Immunoglobulin A nephropathy (IgAN) is the leading cause of primary glomerulonephritis worldwide, with an estimated incidence of 1.3 per 100,000 individuals per year in the United States.
The global incidence of IgAN is approximately 2.5 per 100,000 individuals per year. Variations in disease incidence and prevalence are, in part, due to regional differences in urine screening, referral patterns and indications for biopsy. We estimate that IgAN is associated with progressive loss of kidney function leading to end-stage kidney disease (ESKD) in approximately 30% to 45% of IgAN patients over 20 to 25 years, representing a significant unmet need for new treatment options.

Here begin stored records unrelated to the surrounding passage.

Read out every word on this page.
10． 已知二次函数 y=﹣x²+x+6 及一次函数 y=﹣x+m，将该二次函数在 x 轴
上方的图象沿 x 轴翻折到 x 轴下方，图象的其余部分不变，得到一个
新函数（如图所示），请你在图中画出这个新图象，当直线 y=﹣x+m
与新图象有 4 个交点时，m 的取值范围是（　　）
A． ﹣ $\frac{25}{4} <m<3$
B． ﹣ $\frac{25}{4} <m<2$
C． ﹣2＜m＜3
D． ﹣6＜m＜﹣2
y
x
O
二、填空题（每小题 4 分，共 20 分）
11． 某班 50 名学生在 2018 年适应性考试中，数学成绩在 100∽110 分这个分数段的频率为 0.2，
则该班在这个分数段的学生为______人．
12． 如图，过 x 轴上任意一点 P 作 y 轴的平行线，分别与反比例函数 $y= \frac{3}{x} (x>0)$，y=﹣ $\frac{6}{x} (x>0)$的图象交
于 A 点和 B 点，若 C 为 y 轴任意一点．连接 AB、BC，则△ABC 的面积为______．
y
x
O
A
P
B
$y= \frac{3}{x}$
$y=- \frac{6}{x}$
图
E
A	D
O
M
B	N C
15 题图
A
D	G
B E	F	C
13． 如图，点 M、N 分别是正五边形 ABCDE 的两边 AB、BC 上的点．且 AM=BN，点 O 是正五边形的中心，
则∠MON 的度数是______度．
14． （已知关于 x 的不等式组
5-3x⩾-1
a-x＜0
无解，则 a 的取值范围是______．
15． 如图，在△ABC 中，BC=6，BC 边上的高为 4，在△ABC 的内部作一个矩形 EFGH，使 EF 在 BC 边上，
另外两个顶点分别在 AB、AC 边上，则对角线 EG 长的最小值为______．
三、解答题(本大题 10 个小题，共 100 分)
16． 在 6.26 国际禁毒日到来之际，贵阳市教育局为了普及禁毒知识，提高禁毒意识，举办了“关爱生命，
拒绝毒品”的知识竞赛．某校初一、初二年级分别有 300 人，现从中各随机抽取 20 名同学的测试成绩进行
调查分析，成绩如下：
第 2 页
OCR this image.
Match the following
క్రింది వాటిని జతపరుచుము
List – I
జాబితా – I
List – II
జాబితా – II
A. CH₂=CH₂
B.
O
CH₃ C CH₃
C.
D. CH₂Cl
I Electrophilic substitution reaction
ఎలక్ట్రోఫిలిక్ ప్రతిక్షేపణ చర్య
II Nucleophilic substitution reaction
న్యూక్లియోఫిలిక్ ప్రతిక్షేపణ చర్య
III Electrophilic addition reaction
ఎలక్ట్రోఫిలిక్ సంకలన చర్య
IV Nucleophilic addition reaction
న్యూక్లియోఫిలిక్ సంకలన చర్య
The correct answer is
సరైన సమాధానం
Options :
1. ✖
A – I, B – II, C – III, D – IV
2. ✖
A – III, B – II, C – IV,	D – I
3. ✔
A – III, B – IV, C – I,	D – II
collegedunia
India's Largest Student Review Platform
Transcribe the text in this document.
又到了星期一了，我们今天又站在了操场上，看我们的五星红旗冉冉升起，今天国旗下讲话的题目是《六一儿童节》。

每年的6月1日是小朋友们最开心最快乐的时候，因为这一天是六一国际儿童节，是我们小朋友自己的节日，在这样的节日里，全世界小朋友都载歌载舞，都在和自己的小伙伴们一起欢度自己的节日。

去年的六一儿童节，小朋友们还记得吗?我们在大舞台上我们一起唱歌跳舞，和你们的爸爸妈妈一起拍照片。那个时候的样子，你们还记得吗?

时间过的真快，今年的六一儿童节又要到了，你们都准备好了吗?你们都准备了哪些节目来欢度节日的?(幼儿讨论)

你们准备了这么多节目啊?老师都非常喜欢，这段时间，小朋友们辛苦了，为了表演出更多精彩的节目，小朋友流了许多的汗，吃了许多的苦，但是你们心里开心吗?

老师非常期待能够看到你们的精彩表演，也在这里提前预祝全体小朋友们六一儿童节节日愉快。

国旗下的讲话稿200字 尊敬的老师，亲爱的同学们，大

Galactose-deficient immunoglobulin A1, or Gd-IgA1, is recognized as a critical autoantigen to which IgAN patients develop circulating autoantibodies, resulting in the formation and deposition of immune complexes in the glomeruli of the kidney. This process initiates an inflammatory cascade that damages the glomeruli, resulting in protein and blood leaking into the urine, called proteinuria or hematuria, respectively.
Ultimately the filtration function of the kidney is impaired, reducing the ability to remove waste products from the blood. As the disease progresses, these waste products accumulate and can result in potentially life-threatening complications that often lead to the need for dialysis or kidney transplant. Sustained proteinuria is the most widely studied and the strongest predictor for the rate of progression to ESKD in IgAN.